Евклидово минимальное остовное дерево, как правило, следует находить при помощи алгоритма Прима.

 

Реализация алгоритма – Крускал

 

#include <cstdio>

#include <algorithm>

#include <vector>

#include <cmath>

#define MAX 110

using namespace std;

 

int mas[MAX];

double x[MAX], y[MAX],  MST;

vector<vector<double> > e;

vector<vector<double> >::iterator iter;

vector<double> temp(3,0);

 

int Repr(int n)

{

  while (n != mas[n]) n = mas[n];

  return n; 

}

 

int Union(int x,int y)

{

  int x1 = Repr(x),y1 = Repr(y);

  mas[x1] = y1;

  return (x1 != y1);

}

 

int lt(vector<double> a, vector<double> b)

{

  return (a[2] < b[2]);

}

 

double RunMST(void)

{

  double res = 0.0;

  for(iter = e.begin(); iter != e.end(); iter++)

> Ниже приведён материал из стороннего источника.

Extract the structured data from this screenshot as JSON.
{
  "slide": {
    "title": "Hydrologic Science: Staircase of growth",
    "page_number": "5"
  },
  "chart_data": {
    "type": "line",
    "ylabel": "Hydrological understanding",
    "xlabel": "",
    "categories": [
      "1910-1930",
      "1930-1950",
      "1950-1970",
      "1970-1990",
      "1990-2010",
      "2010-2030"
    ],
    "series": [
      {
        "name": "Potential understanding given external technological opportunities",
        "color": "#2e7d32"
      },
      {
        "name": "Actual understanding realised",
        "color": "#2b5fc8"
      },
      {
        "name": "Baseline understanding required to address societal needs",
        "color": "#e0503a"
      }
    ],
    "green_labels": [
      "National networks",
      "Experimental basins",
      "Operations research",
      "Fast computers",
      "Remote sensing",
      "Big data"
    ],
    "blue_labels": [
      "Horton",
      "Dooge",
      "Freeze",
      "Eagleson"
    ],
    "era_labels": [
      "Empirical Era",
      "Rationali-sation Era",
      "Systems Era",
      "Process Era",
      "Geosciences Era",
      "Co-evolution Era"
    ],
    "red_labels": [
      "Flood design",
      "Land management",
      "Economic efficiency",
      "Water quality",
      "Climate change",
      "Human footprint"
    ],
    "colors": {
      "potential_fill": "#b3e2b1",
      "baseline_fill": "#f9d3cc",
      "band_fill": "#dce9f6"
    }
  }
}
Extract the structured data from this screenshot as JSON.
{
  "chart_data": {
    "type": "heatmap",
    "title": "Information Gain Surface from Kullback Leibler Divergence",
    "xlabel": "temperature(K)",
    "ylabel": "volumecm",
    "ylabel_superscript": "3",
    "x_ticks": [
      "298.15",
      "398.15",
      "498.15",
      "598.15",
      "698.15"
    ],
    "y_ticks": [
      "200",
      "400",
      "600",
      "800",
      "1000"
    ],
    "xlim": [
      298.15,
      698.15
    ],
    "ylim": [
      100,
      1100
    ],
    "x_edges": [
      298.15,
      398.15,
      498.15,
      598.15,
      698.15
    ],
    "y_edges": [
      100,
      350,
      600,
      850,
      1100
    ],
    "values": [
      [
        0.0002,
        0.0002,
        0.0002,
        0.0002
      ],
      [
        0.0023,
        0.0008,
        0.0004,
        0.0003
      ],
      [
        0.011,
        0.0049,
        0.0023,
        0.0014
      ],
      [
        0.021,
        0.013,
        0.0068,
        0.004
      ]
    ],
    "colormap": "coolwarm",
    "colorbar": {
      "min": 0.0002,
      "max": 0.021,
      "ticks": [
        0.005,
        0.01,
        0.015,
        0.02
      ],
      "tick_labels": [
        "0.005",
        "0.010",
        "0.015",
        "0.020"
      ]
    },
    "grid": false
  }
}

    if (Union((*iter)[0],(*iter)[1]))

      res += (*iter)[2];

  return res;

}

 

int main(void)

{

  int i, j, n, m, tests;

  scanf("%d",&n);

  for(i = 1; i <= n; i++)

    scanf("%lf %lf",&x[i],&y[i]);

 

  for(i = 1; i <= n; i++) mas[i] = i;

   

  for(i = 1; i <= n; i++)

  for(j = i + 1; j <= n; j++)

  {

    temp[0] = i; temp[1] = j;

    temp[2] = sqrt((x[j] - x[i])*(x[j] - x[i]) +

                  (y[j] - y[i])*(y[j] - y[i]));

    e.push_back(temp);

  }

   

  sort(e.begin(),e.end(),lt);

  MST = RunMST();

 

  printf("%.2lf\n",MST);

  return 0;

}

 

Реализация алгоритма – Прим

 

#include <stdio.h>

#include <math.h>

#include <string.h>

#define MAX 110

 

double x[MAX], y[MAX];

int i, j, v, to, n;

int used[MAX], end_e[MAX];

double dist, min_e[MAX];

 

double dist2(int i, int j)

{

  return (x[j] - x[i])*(x[j] - x[i]) + (y[j] - y[i])*(y[j] - y[i]);

}

 

int main(void)

{

  scanf("%d",&n);

  for(i = 0; i < n; i++)

  {

    scanf("%lf %lf",&x[i], &y[i]);

    min_e[i] = 1e9;

  }

 

  memset(end_e,-1,sizeof(end_e));

  memset(used,0,sizeof(used));

 

  dist = min_e[0] = 0;

  for (i = 0; i < n; i++)

  {

    v = -1;

    for (j = 0; j < n; j++)

      if (!used[j] && (v == -1 || min_e[j] < min_e[v])) v = j;

 

    used[v] = 1;

    if (end_e[v] != -1) dist += sqrt(dist2(v,end_e[v]));

 

    for (to = 0; to < n; to++)

    {

      int dV_TO = dist2(v,to);

      if (!used[to] && (dV_TO < min_e[to]))

      {

        min_e[to] = dV_TO;

        end_e[to] = v;

      }

    }

  }

 

  printf("%.2lf\n",dist);

  return 0;

}